Читаем Переломный момент (ЛП) полностью

Джина рассмеялась. Их шоколад закончился через сорок восемь часов после прибытия для каждой пакета из дома. У нее действительно оставалось немного «Фиг Ньютонс».

– В твоих снах, – крикнула она вслед Молли.

– Каждую ночь, – откликнулась Молли, – в обязательном порядке.

Но Джина знала, что это неправда. Иногда Молли плакала во сне, но это было не из-за шоколада. Если только не существовало марки шоколада «Джоунс», продаваемой в родном штате Молли, Айове.

Недавно Джина начала молиться по ночам. Дорогой Бог, пожалуйста, пусть мне отныне и впредь перестанет сниться Макс… Конечно, когда она первая покинула округ Колумбию, она думала о Максе почти постоянно. Теперь она сократила это до, ох, лишь трех-четырех раз.

В час.

Да, с таким курсом она покончит с ним лишь к своему девяностому дню рождению.

Конечно, может, всего через несколько часов это изменится. Может быть, в этом автобусе действительно мистер Великолепный. Она бросит на него лишь один взгляд и влюбится без памяти.

Через два месяца ей даже трудно будет вспомнить фамилию Макса.

Это, конечно, было неправдоподобно, но не так уж полностью невозможно. Одной вещью, которую Джина выучила за то время, что провела здесь, было то, что чудеса иногда случаются.

Даже если она не собирается сидеть и ждать, пока чудо придет к ней. Нет, если надо, она выйдет и выследит одно. Она собирается найти счастье и смысл своей жизни, будь оно проклято, даже если это убьет ее.

САРАСОТСКИЙ ГОСПИТАЛЬ, САРАСОТА, ФЛОРИДА

1 АВГУСТА 2003

ДВАДЦАТЬ ДВА МЕСЯЦА НАЗАД

Макс подумывал умереть.

Вероятно, это принесло бы гораздо меньше боли.

Проблема была в том, что когда он открывал глаза, даже ненадолго, он видел Джину, которая оглядывалась назад на него с такой печалью на лице.

Вполне возможно, что в течение томительной туманной, пропитанной болью вечности, в которой он пребывал с тех пор, как его перевезли из операционной, она не покидала его больше чем на минуту или две.

Только все это было просто сном и по-настоящему ее здесь не было.

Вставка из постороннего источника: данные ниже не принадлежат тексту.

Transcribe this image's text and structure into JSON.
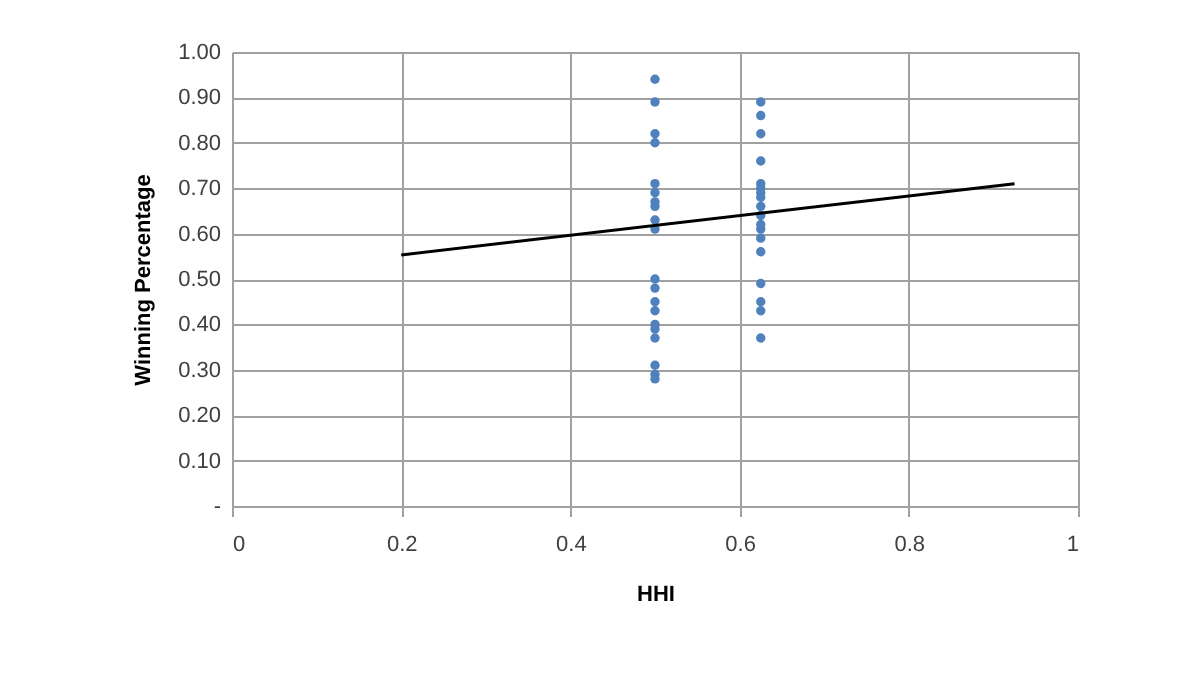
{
  "chart_data": {
    "type": "scatter",
    "xlabel": "HHI",
    "ylabel": "Winning Percentage",
    "xlim": [
      0,
      1
    ],
    "xticks": [
      {
        "value": 0,
        "label": "0"
      },
      0.2,
      0.4,
      0.6,
      0.8,
      {
        "value": 1,
        "label": "1"
      }
    ],
    "ylim": [
      0,
      1
    ],
    "yticks": [
      {
        "value": 0,
        "label": "-"
      },
      {
        "value": 0.1,
        "label": "0.10"
      },
      {
        "value": 0.2,
        "label": "0.20"
      },
      {
        "value": 0.3,
        "label": "0.30"
      },
      {
        "value": 0.4,
        "label": "0.40"
      },
      {
        "value": 0.5,
        "label": "0.50"
      },
      {
        "value": 0.6,
        "label": "0.60"
      },
      {
        "value": 0.7,
        "label": "0.70"
      },
      {
        "value": 0.8,
        "label": "0.80"
      },
      {
        "value": 0.9,
        "label": "0.90"
      },
      {
        "value": 1,
        "label": "1.00"
      }
    ],
    "grid": true,
    "marker": "circle",
    "line_style": "solid",
    "series": [
      {
        "color": "#4f81bd",
        "x": [
          0.5,
          0.5,
          0.5,
          0.5,
          0.5,
          0.5,
          0.5,
          0.5,
          0.5,
          0.5,
          0.5,
          0.5,
          0.5,
          0.5,
          0.5,
          0.5,
          0.5,
          0.5,
          0.5,
          0.5,
          0.625,
          0.625,
          0.625,
          0.625,
          0.625,
          0.625,
          0.625,
          0.625,
          0.625,
          0.625,
          0.625,
          0.625,
          0.625,
          0.625,
          0.625,
          0.625,
          0.625,
          0.625
        ],
        "values": [
          0.94,
          0.89,
          0.82,
          0.8,
          0.71,
          0.69,
          0.67,
          0.66,
          0.63,
          0.61,
          0.5,
          0.48,
          0.45,
          0.43,
          0.4,
          0.39,
          0.37,
          0.31,
          0.29,
          0.28,
          0.89,
          0.86,
          0.82,
          0.76,
          0.71,
          0.7,
          0.69,
          0.68,
          0.66,
          0.64,
          0.62,
          0.61,
          0.59,
          0.56,
          0.49,
          0.45,
          0.43,
          0.37
        ]
      },
      {
        "type": "line",
        "color": "#000000",
        "marker": "none",
        "x": [
          0.2,
          0.925
        ],
        "values": [
          0.553,
          0.71
        ]
      }
    ]
  }
}
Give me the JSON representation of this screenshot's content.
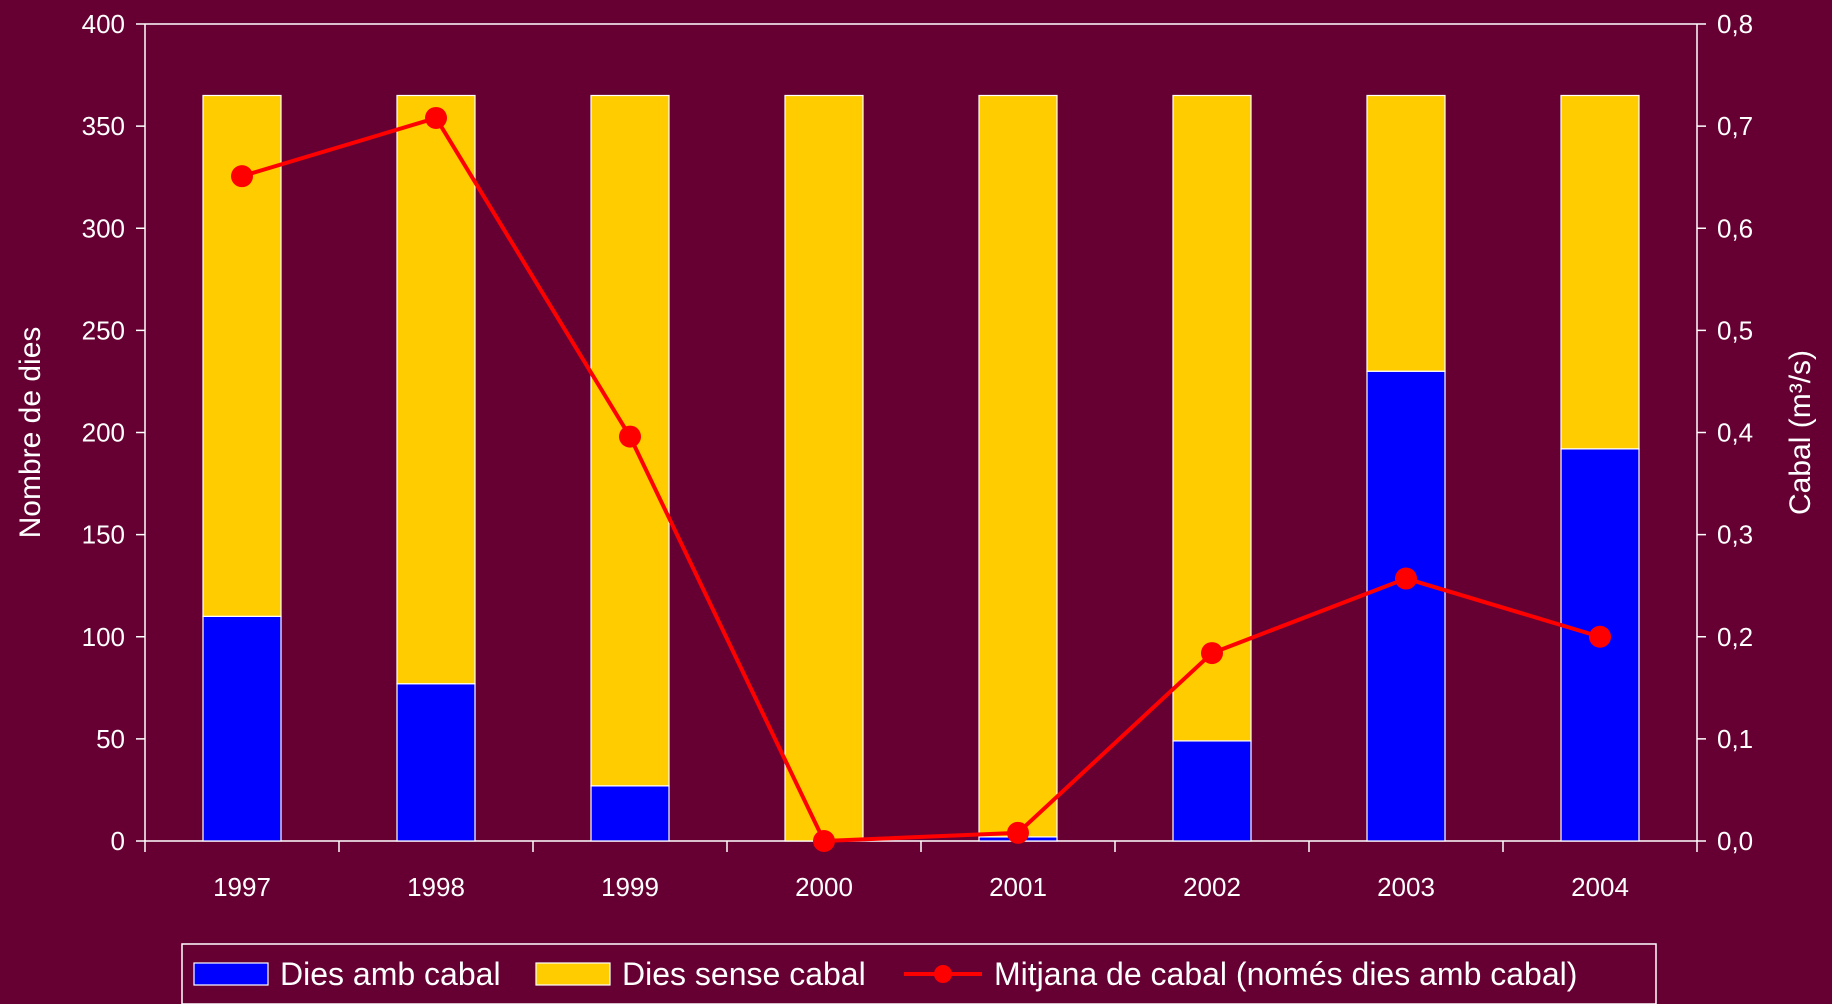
{
  "chart_data": {
    "type": "bar",
    "stacked": true,
    "categories": [
      "1997",
      "1998",
      "1999",
      "2000",
      "2001",
      "2002",
      "2003",
      "2004"
    ],
    "series": [
      {
        "name": "Dies amb cabal",
        "type": "bar",
        "axis": "left",
        "color": "#0000ff",
        "values": [
          110,
          77,
          27,
          0,
          2,
          49,
          230,
          192
        ]
      },
      {
        "name": "Dies sense cabal",
        "type": "bar",
        "axis": "left",
        "color": "#ffcc00",
        "values": [
          255,
          288,
          338,
          365,
          363,
          316,
          135,
          173
        ]
      },
      {
        "name": "Mitjana de cabal (només dies amb cabal)",
        "type": "line",
        "axis": "right",
        "color": "#ff0000",
        "values": [
          0.651,
          0.708,
          0.396,
          0.0,
          0.008,
          0.184,
          0.257,
          0.2
        ]
      }
    ],
    "ylabel": "Nombre de dies",
    "ylabel_right": "Cabal (m³/s)",
    "ylim": [
      0,
      400
    ],
    "ylim_right": [
      0,
      0.8
    ],
    "yticks": [
      "0",
      "50",
      "100",
      "150",
      "200",
      "250",
      "300",
      "350",
      "400"
    ],
    "yticks_right": [
      "0,0",
      "0,1",
      "0,2",
      "0,3",
      "0,4",
      "0,5",
      "0,6",
      "0,7",
      "0,8"
    ],
    "grid": false,
    "legend": "bottom",
    "background": "#660033"
  }
}
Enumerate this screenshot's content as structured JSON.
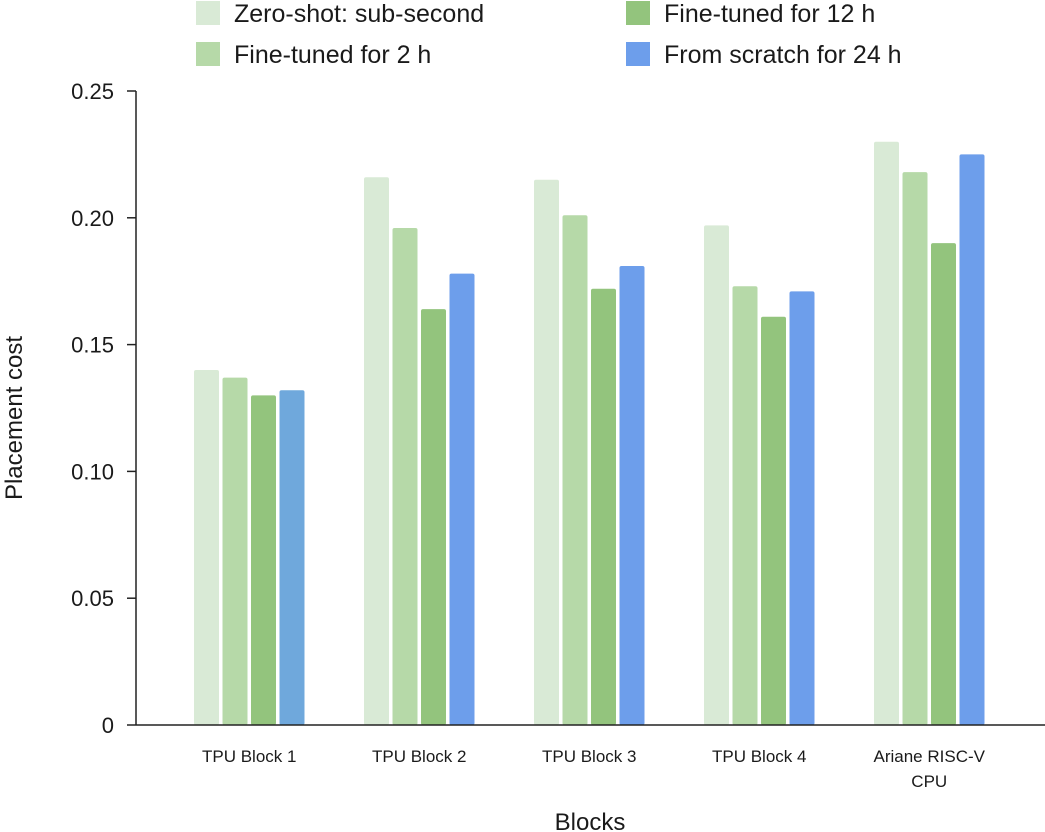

Но когда он был не в силах открыть глаза, он слышал ее голос. Говорящий с ним.

– Останься со мной, Макс. Не покидай меня. Мне нужно, чтобы ты боролся…

Иногда она не говорила. Иногда она плакала. Тихо, так, чтобы он ее не услышал.

Но он всегда слышал. Ее плач проникал сквозь его туман легче, чем что-либо еще.

Может, это не было сном. Может, это было адом. За исключением того, что иногда он ощущал, как она держит его руку, ощущал мягкость ее губ, ее щеки под своими пальцами.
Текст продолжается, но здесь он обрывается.